Question

The distance between the circumcentre and the ortho-centre of the triangle formed by the points (2, 1, 5), (3, 2, 3) and (4, 0, 4) is
A.\[\sqrt{6}\]
​
B. \[\dfrac{\sqrt{6}}{2}\]

C. \[2\sqrt{6}\]

D. 0

Answer 1

Hint: -In this question, firstly, we will find the length of the sides of the triangle that is formed by the points (2, 1, 5), (3, 2, 3) and (4, 0, 4) by using the section formula that is given as follows
The most important formula that would be required to find the distance between two points in 3-dimension is the distance formula which is as follows
The distance formula is as follows
\[d=\sqrt{{{\left( {{x}_{2}}-{{x}_{1}} \right)}^{2}}+{{\left( {{y}_{2}}-{{y}_{1}} \right)}^{2}}+{{\left( {{z}_{2}}-{{z}_{1}} \right)}^{2}}}\]
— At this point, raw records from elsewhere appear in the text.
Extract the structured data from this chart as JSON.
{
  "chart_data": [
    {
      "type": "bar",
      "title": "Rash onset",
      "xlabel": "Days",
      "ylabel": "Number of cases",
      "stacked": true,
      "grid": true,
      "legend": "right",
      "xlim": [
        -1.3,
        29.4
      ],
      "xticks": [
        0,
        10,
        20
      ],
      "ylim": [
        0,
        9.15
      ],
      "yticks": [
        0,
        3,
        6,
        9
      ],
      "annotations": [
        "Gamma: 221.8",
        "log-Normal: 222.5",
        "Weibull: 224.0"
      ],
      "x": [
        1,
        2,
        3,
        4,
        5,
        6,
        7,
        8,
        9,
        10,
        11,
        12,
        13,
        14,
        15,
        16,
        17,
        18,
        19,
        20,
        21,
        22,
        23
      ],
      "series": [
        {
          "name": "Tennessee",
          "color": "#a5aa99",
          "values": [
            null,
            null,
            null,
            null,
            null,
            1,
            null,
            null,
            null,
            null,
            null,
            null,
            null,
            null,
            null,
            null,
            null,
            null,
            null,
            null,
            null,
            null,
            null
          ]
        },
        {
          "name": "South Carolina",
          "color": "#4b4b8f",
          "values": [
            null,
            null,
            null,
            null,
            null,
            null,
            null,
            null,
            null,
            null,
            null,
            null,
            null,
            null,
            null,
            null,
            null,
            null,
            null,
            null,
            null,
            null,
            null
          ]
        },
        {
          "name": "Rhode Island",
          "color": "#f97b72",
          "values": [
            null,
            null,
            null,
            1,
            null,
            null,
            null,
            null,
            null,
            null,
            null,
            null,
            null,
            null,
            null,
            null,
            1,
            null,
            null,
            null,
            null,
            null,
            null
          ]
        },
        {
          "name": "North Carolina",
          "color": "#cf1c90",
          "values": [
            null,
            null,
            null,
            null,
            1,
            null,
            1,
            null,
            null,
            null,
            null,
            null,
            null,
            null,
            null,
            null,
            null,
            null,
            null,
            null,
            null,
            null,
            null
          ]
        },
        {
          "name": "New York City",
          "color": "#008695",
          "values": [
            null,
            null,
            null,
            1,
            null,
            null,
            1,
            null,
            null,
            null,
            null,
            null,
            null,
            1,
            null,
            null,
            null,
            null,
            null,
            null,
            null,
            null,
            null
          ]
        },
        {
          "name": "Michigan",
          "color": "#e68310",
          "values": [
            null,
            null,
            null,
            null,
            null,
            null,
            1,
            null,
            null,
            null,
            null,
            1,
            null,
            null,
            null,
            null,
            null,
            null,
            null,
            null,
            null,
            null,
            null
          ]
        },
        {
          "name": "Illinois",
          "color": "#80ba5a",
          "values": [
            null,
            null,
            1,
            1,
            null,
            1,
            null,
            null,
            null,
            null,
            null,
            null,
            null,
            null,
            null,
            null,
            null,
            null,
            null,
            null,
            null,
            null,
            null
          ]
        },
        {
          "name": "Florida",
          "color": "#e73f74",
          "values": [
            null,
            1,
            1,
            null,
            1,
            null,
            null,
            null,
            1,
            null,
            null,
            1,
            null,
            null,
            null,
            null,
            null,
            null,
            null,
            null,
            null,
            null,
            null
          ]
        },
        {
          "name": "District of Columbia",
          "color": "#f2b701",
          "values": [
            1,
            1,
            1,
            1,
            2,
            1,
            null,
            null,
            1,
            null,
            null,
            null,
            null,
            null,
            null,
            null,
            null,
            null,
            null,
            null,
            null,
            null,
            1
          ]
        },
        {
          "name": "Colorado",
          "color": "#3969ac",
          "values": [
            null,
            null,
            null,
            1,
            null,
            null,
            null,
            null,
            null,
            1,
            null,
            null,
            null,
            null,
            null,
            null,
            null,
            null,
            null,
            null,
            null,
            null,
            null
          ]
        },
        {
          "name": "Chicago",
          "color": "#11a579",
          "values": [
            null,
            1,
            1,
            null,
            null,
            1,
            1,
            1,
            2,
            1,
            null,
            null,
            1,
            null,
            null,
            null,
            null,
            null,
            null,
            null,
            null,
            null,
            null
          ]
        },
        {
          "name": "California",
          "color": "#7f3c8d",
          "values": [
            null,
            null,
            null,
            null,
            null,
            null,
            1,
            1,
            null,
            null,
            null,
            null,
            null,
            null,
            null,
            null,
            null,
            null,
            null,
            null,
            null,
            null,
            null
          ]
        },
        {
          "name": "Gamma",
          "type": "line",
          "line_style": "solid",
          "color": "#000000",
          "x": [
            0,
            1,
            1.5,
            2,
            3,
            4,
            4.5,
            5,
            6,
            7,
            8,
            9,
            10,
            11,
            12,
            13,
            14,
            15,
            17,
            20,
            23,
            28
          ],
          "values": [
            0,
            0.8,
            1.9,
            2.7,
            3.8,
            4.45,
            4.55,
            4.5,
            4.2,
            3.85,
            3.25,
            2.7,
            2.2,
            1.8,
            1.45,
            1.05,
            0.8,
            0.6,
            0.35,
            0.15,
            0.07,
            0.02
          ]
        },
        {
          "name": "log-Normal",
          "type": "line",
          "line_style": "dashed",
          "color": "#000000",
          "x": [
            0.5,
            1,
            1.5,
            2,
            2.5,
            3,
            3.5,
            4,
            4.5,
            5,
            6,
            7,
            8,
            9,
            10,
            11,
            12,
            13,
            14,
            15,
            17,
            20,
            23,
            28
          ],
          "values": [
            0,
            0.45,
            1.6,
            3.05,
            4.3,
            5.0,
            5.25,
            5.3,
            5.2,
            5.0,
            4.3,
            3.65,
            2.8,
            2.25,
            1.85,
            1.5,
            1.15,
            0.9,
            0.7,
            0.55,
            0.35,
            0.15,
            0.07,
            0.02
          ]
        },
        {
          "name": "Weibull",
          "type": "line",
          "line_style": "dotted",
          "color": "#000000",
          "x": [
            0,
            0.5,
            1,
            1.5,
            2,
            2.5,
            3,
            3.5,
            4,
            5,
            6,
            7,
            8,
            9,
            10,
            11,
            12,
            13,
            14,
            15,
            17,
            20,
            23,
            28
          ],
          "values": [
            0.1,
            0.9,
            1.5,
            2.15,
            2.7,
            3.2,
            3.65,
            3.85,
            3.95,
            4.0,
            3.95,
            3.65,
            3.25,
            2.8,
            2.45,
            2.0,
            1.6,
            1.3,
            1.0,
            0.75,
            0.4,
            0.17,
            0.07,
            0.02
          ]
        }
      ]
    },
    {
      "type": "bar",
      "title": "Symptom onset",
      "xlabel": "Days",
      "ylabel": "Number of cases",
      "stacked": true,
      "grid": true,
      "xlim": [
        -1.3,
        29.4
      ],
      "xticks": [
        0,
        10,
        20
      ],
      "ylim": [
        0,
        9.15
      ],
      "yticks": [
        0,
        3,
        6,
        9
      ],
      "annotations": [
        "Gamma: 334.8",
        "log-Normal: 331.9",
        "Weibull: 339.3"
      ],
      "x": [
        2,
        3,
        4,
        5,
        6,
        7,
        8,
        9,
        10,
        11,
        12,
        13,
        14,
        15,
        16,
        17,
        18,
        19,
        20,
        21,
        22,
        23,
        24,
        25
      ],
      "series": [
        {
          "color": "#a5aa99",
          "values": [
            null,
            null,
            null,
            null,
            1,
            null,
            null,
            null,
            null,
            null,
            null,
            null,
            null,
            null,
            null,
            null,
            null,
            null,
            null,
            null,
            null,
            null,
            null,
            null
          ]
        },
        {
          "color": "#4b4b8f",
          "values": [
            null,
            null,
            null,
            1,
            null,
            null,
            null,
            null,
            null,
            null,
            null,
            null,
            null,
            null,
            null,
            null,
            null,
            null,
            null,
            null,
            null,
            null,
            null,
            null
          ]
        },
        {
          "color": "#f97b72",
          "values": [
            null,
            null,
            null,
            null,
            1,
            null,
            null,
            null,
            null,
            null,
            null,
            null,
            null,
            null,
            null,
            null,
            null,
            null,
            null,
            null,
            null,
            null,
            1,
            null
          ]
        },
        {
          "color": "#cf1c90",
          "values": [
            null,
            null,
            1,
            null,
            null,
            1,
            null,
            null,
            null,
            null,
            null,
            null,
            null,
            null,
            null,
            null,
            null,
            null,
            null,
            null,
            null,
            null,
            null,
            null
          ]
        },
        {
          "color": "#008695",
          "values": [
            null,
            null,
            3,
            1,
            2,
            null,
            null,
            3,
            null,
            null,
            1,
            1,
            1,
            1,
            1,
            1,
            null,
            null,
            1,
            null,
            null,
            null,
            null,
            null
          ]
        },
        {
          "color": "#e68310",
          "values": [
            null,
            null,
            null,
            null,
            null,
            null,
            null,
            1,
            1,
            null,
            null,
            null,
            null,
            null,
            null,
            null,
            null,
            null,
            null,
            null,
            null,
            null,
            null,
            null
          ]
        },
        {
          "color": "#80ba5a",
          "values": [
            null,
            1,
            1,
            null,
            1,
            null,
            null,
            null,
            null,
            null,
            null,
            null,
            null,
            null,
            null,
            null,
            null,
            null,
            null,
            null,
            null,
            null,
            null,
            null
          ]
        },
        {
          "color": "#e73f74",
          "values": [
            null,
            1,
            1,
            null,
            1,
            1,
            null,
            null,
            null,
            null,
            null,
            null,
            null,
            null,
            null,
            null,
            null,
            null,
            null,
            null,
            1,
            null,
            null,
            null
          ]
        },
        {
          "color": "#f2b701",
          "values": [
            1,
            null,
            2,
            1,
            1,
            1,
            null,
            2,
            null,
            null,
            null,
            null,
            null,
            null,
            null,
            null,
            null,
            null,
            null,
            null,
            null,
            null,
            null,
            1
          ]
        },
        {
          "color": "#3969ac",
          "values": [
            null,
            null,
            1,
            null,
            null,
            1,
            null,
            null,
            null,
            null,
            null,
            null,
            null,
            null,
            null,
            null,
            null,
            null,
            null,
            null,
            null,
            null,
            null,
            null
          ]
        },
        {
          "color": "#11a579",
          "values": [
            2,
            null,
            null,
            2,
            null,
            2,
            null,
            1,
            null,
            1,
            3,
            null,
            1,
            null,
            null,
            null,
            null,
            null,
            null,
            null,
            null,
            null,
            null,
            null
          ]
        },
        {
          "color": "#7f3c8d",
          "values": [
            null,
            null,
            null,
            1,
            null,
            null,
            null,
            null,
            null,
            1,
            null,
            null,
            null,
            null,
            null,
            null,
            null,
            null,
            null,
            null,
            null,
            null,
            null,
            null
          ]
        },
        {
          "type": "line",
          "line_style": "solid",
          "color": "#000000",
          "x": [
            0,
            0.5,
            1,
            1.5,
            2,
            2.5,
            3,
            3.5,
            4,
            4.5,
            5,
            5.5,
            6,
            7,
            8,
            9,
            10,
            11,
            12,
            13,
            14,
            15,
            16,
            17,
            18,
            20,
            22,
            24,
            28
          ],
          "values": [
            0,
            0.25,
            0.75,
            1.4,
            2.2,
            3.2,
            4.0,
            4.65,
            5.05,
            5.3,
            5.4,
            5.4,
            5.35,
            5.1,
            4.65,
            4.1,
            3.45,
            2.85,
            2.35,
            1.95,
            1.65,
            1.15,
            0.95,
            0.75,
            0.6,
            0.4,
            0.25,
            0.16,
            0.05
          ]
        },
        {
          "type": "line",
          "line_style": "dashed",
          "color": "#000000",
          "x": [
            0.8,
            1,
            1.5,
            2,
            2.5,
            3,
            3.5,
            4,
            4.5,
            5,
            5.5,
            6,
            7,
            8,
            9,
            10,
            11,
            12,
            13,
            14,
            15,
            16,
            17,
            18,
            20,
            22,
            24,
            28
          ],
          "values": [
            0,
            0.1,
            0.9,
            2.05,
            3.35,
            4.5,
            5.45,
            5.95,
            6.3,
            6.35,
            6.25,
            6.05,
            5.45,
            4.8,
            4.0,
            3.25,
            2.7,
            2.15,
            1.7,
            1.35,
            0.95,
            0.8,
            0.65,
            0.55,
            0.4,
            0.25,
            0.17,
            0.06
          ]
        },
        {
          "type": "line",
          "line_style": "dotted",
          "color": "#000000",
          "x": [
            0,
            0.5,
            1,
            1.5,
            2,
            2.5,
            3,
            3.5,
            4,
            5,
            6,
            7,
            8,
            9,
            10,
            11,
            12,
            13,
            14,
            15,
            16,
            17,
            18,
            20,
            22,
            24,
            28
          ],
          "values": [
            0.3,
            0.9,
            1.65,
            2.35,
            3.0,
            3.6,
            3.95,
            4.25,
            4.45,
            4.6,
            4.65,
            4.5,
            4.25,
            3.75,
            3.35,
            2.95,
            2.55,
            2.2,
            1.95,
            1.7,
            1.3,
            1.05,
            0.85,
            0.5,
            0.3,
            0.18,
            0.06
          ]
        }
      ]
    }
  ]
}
Complete step-by-step answer:
As mentioned in the question, we have to find the distance between the ortho-centre and the circumcentre of the triangle formed by the points that are given in the question.
Now, as mentioned in the hint, we will first find the distance between the points using the distance formula as follows
Distance between the points (2, 1, 5) and (3, 2, 3) is as follows
\[\begin{align}
  & \left[ d=\sqrt{{{\left( {{x}_{2}}-{{x}_{1}} \right)}^{2}}+{{\left( {{y}_{2}}-{{y}_{1}} \right)}^{2}}+{{\left( {{z}_{2}}-{{z}_{1}} \right)}^{2}}} \right] \\
 & \Rightarrow d=\sqrt{{{\left( 2-3 \right)}^{2}}+{{\left( 1-2 \right)}^{2}}+{{\left( 5-3 \right)}^{2}}} \\
 & \Rightarrow d=\sqrt{{{\left( -1 \right)}^{2}}+{{\left( -1 \right)}^{2}}+{{\left( 2 \right)}^{2}}} \\
 & \Rightarrow d=\sqrt{1+1+4} \\
 & \Rightarrow d=\sqrt{6} \\
\end{align}\]
 Distance between the points (2, 1, 5) and (4, 0, 4) is as follows
\[\begin{align}
  & \left[ d=\sqrt{{{\left( {{x}_{2}}-{{x}_{1}} \right)}^{2}}+{{\left( {{y}_{2}}-{{y}_{1}} \right)}^{2}}+{{\left( {{z}_{2}}-{{z}_{1}} \right)}^{2}}} \right] \\
 & \Rightarrow d=\sqrt{{{\left( 2-4 \right)}^{2}}+{{\left( 1-0 \right)}^{2}}+{{\left( 5-4 \right)}^{2}}} \\
 & \Rightarrow d=\sqrt{{{\left( -2 \right)}^{2}}+{{\left( 1 \right)}^{2}}+{{\left( 1 \right)}^{2}}} \\
 & \Rightarrow d=\sqrt{4+1+1} \\
 & \Rightarrow d=\sqrt{6} \\
\end{align}\]
Distance between the points (3, 2, 3) and (4, 0, 4) is as follows
\[\begin{align}
  & \left[ d=\sqrt{{{\left( {{x}_{2}}-{{x}_{1}} \right)}^{2}}+{{\left( {{y}_{2}}-{{y}_{1}} \right)}^{2}}+{{\left( {{z}_{2}}-{{z}_{1}} \right)}^{2}}} \right] \\
 & \Rightarrow d=\sqrt{{{\left( 3-4 \right)}^{2}}+{{\left( 2-0 \right)}^{2}}+{{\left( 3-4 \right)}^{2}}} \\
 & \Rightarrow d=\sqrt{{{\left( -1 \right)}^{2}}+{{\left( 2 \right)}^{2}}+{{\left( -1 \right)}^{2}}} \\
 & \Rightarrow d=\sqrt{1+4+1} \\
 & \Rightarrow d=\sqrt{6} \\
\end{align}\]
Now, as the distance between all the points of the triangle is equal, hence, the triangle is an equilateral triangle.
Now, we know that in an equilateral triangle, all the points namely orthocenter, circumcentre and centroid lie at the same point, hence, the distance between the ortho-centre and the circumcentre (which is asked in the question) is 0.
Hence, the answer to the question is 0.

Note:- It is very important for the students to know that in an equilateral triangle, all the points namely orthocenter, circumcentre and centroid lie at the same point as if the students don’t know this, then they won’t be able to get to the correct answer.
Also, the students must know the formula that is used to find the distance between two points in 3-dimension which is the distance formula as without knowing them, one can never get to the correct answer.